Informed Consent: Are Canadian Health Care Professionals Really Getting It?
December 2, 2014
There’s been a lot of talk this past month around the concept of “consent”. While much of the discussion has been sparked by the media’s reporting on the antics of former CBC journalist Jian Ghomeshi and has centered on consent in the bedroom, it behooves Canadian health care professionals to brush up on what consent looks like in their offices as well.
The Ontario College’s that govern Canadian health care providers including physicians, dentists, physiotherapists and other professionals, in accordance with the province’s Health Care Consent Act, lay out clear guidelines as to what constitutes informed consent. What appears to be less clear is the professionals’ interpretation of the difference between consent and informed consent. Failing to properly understand the difference can all too easily give rise to liability.
Imagine a situation where a patient in pain presents with a herniated disc and their doctor tells them they need an operation. “Will that solve my problem?” the patient asks. The doctor assures them the odds are good that it will and the patient agrees to proceed. While the patient has indeed given their consent, if the physician did not also inform them the procedure carries a risk of stroke and other maladies, that patient has not given their informed consent. If there is ultimately a worse-case-scenario outcome and the patient in this story suffers a stroke, they would be within their legal rights to sue the physician who did not obtain informed consent.

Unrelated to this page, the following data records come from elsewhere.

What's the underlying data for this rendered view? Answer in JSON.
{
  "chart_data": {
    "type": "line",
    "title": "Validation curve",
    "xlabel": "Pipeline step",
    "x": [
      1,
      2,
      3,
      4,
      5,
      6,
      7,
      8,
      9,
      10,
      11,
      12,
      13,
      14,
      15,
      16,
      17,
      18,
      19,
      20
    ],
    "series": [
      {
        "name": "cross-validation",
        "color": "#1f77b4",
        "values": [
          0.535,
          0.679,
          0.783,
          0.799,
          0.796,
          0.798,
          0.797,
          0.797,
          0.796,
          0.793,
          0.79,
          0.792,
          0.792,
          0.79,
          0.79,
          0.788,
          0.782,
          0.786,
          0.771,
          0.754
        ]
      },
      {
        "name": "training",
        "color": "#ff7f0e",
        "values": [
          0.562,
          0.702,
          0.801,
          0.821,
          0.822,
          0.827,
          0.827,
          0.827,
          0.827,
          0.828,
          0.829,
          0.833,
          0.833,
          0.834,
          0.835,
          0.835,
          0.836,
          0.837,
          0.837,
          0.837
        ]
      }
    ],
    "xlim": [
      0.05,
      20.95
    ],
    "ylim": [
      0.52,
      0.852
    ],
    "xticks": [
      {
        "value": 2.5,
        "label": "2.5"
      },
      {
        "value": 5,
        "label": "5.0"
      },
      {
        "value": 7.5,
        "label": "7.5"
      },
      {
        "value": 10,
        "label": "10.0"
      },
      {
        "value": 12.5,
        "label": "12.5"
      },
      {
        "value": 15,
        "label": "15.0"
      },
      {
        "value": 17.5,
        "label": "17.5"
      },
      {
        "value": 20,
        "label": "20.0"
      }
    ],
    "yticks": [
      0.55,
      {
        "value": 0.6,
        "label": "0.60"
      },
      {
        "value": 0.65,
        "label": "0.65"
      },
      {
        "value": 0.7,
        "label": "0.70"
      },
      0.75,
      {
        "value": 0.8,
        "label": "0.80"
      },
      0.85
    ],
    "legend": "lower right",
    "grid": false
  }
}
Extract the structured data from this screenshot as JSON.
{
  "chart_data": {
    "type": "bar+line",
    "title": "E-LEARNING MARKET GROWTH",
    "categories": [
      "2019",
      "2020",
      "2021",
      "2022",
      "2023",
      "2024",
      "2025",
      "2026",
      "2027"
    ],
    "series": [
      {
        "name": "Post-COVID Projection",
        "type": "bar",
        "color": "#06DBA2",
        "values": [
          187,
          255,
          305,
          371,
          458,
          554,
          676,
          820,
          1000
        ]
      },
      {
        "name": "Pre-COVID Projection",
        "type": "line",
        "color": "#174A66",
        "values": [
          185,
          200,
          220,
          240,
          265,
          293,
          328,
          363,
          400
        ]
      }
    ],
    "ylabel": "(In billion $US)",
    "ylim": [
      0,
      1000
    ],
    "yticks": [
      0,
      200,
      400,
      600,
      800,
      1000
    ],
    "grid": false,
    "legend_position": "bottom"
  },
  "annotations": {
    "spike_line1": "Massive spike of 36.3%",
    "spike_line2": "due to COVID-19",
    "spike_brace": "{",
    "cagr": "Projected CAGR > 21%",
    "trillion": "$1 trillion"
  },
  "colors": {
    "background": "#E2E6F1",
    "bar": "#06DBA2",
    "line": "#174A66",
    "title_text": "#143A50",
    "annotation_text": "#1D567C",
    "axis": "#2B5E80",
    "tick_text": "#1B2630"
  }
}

In order for health care professionals to demonstrate that they have received informed consent, the following five criteria must be met:
- The patient must be informed of material risks and potential disabilities that can result from the procedure.
- The patient must be given an opportunity to ask questions.
- The patient must have their questions answered.
- The patient must be advised of all alternatives available.
- The patient must be given the option or informed of the consequences of no treatment at all.
In addition to the above, the conversation between health provider and patient must also be properly documented, noting that the discussion took place, what was said, and what questions were asked by the patient. While this may add an extra burden to an already busy practice, it may also be the only thing protecting you if there is ever a legal challenge.
But wait, there’s more.
Under the terms laid out in the Health Care Consent Act, a health care professional cannot obtain informed consent unless they are entirely confident that a patient is capable of providing it and it is here that the most errors in judgement typically are made. For example, while physicians understand it’s a given that adults can provide their informed consent, they may not be aware that so too can a “mature minor”. What exactly is a mature minor? That depends. While the general consensus seems to be that anyone 16 years of age and over is considered a mature minor, that isn’t true. It’s a matter of judgement. So, while an immature 17 year-old may not fit the definition of a mature minor, a precocious 14 year-old might.
Equally important is determining if a patient has the mental capacity to give consent. An elderly patient, for example, who appears confused or is exhibiting signs of dementia may not be capable of providing informed consent. If a health care provider is ever unsure, it’s in their best interest not to proceed until the individual can be assessed by a mental health professional.